Hand cream & Candle
旅のおともに香りを
身支度を済ませスーツケースを持って玄関に向かうと、しっとりした木々の香りが身体の緊張をほどいてくれた。
久々の一人旅。危険な目に合うことはないだろうか、現地の人とうまくコミュニケーションはとれるだろうか……なんて、昔の自分が聞いたら笑っているかも。

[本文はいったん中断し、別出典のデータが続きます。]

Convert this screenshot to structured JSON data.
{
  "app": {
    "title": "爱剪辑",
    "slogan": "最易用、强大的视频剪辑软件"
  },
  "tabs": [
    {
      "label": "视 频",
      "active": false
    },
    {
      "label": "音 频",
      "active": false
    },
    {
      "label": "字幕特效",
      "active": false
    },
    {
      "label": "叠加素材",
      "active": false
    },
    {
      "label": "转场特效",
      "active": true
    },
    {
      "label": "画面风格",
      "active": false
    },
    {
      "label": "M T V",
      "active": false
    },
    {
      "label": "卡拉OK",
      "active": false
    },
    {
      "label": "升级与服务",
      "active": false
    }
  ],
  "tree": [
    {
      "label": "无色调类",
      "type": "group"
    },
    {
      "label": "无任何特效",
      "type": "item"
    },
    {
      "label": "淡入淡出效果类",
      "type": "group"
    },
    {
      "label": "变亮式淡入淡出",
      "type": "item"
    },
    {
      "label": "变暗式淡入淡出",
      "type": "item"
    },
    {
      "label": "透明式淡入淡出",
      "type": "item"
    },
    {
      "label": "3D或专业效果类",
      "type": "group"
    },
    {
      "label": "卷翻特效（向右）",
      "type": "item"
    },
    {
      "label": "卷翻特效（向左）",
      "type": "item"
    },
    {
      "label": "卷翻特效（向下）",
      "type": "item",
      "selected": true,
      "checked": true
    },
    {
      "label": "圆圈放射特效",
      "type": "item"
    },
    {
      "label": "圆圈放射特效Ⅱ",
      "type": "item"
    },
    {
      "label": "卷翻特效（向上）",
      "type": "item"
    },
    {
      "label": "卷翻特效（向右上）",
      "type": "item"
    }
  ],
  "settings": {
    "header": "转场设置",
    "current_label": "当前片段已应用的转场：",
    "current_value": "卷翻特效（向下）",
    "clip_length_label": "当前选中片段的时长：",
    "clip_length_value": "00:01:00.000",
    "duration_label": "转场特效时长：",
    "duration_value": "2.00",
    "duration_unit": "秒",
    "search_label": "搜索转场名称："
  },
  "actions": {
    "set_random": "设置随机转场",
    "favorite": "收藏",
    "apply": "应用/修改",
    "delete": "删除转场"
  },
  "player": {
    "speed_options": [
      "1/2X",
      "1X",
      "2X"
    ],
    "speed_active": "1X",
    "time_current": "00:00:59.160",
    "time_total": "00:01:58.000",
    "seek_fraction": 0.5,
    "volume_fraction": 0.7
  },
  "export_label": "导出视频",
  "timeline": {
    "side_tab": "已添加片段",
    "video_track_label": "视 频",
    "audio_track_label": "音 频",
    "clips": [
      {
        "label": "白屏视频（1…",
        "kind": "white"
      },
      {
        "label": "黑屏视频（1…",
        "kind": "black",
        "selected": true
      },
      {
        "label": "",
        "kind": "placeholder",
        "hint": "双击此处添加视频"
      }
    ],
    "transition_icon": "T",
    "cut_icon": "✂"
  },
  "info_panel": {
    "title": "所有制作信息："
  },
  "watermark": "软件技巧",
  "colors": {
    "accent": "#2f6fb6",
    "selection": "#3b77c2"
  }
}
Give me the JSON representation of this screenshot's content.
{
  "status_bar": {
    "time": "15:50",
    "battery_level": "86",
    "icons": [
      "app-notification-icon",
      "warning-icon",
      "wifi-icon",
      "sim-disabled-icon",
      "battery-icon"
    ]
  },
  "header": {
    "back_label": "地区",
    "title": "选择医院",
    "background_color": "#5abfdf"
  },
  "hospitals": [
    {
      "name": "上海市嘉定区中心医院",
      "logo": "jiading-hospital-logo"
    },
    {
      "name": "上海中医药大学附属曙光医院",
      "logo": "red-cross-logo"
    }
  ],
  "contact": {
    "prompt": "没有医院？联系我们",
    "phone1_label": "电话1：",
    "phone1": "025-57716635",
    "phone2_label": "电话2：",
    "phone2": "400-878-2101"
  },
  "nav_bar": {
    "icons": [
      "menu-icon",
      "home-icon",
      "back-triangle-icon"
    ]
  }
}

学生の頃は暇さえあれば旅ばかりしていた。行き先だけ決めて航空券を買って、一人でひょいと旅に出る。何をするかもどこへ行くかも気分で決めるという、いきあたりばったりの旅。宿泊もドミトリーが定番の貧乏旅行だ。でも、長く勤めた会社を退職して行く、今度の旅はちょっと違う。今は恋人もできたし、大好きな猫もいる。日曜の朝にはお気に入りのアンティークの白いお皿でゆっくりとるブランチも大切だし、仕事が早く終わった夜は洗面器にお湯をためて、足湯をしながら読書をするのも格別なリラックスタイム。強いて言うなら、昔より地に足がついてきた感じ、かな。
だからせめて心を落ち着けようと、SKANDINAVISKのキャンドルを焚いておいてよかった。その横にある同じ香りのハンドクリームを無造作にポケットにつっこんだ。大きく深呼吸。この香りが旅のお守りになってくれるはず。キャンドルの火を吹き消し、扉を開けた。